Essentially, any movement that forces the ankle outside of its normal range of motion can result in overstretching or tearing ligaments of the ankle.
In line dancing, any falls that cause your ankle to twist, landing funny on your foot after a jump, dancing on an uneven surface or even another dancer stepping on your foot are the common causes of a sprained ankle.
And if you have an ankle sprain, you’ll know about it - not only will you feel pain, but there may be some swelling and bruising in more severe cases.
To avoid an ankle sprain, make sure you warm up properly before you start dancing and always be extra cautious when you take your step if the ground is uneven.
Moreover, if you’ve hurt your ankle before it’s a good idea to wear an ankle support which will provide extra stability and avoid wearing high heels.
2. Achilles Tendonitis
Achilles Tendonitis is when the tendon in the back of your ankle, that connects the main mover for pointing for your foot, becomes inflamed.
As previously mentioned, line dancing involves repeated movements and if you’re constantly pointing your foot, overuse is the common cause of this injury.
In terms of symptoms, pain usually begins with a mild ache at the back of your leg and you may notice stiffness and tenderness, especially in the morning.
Usually, once the body begins to warm up it begins to feel better, but jumping can sometimes make it worse.
As such, ensure you stretch your achilles properly before starting your dance, as well as after you have finished to maintain flexibility.
Secondly, the shoes you wear during your line dance should provide adequate cushioning for your heel, which provides firm arch support and will reduce the stress placed on the achilles tendon.
3. Trigger Toe
Trigger toe is another common injury amongst dancers because of the physical demands placed on the feet.
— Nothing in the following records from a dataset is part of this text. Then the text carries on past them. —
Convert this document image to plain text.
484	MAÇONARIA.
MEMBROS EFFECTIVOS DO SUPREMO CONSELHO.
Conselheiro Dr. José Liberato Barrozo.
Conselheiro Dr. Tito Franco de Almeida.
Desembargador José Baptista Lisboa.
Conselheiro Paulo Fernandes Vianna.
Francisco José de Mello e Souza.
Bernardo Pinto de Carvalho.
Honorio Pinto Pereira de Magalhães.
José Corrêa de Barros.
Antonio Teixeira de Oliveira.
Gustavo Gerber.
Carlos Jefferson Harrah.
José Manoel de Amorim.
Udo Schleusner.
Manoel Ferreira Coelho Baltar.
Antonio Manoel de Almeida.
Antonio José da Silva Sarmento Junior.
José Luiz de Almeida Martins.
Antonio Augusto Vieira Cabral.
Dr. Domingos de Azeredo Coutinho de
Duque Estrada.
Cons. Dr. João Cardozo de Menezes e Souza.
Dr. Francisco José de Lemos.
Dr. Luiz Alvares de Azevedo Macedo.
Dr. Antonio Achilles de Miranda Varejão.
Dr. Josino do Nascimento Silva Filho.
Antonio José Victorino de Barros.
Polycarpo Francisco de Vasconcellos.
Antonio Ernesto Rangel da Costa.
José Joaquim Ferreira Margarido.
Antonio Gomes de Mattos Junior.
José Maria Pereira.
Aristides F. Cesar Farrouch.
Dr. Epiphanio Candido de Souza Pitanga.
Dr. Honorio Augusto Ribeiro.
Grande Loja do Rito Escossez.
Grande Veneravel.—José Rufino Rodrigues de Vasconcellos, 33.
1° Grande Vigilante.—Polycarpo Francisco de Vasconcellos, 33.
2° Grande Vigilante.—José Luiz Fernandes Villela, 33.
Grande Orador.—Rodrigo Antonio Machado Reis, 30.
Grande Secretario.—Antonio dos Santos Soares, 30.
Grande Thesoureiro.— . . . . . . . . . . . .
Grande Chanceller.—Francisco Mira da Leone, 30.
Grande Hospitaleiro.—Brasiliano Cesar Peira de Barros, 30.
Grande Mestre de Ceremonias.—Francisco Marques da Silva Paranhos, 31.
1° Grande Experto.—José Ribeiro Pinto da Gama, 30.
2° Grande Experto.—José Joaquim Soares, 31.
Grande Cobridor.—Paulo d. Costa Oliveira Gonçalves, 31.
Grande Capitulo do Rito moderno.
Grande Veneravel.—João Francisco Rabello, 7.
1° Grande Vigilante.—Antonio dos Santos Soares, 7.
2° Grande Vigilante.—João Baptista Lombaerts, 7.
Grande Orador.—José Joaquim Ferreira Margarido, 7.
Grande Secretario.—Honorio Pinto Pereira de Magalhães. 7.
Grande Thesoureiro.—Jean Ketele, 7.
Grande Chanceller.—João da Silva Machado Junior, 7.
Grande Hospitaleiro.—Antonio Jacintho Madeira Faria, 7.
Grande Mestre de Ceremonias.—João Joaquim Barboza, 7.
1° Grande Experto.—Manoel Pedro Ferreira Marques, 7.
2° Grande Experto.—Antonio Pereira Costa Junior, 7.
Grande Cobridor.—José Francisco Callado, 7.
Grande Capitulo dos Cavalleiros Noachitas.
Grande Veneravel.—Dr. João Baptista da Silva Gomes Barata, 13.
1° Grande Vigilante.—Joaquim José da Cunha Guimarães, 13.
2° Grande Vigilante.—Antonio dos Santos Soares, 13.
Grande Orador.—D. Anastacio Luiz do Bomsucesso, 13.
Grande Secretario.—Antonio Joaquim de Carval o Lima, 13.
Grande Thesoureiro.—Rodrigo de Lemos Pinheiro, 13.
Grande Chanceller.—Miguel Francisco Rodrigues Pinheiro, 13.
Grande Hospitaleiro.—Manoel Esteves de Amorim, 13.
Especially in dances that require a lot of standing on the toes and a lot of body weight is pushed onto the big toe.
As a result of this stress, the muscle in the big toe becomes inflamed and damaged, making it impossible to flex in some cases.
At first, trigger toe symptoms can be quite mild but eventually, it can get worse and you may experience a sharp pain when lowering the foot from a pointed to flat position.
In more severe cases, the toe can even lock up and you may need to move it yourself with your hands - at times it may even click when you try to move it.
Unfortunately, there isn’t a lot you can do to prevent trigger toe, but good dance form always helps, as well as making sure to warm up thoroughly before every performance.
From any of your performances if you feel any pain or discomfort that seems unusual, always seek medical attention. It’s always better to address the problem sooner rather than later to avoid any serious complications.
As always, try to keep your body healthy, allow for rest days and wear properly-fitted, comfortable shoes for every dance.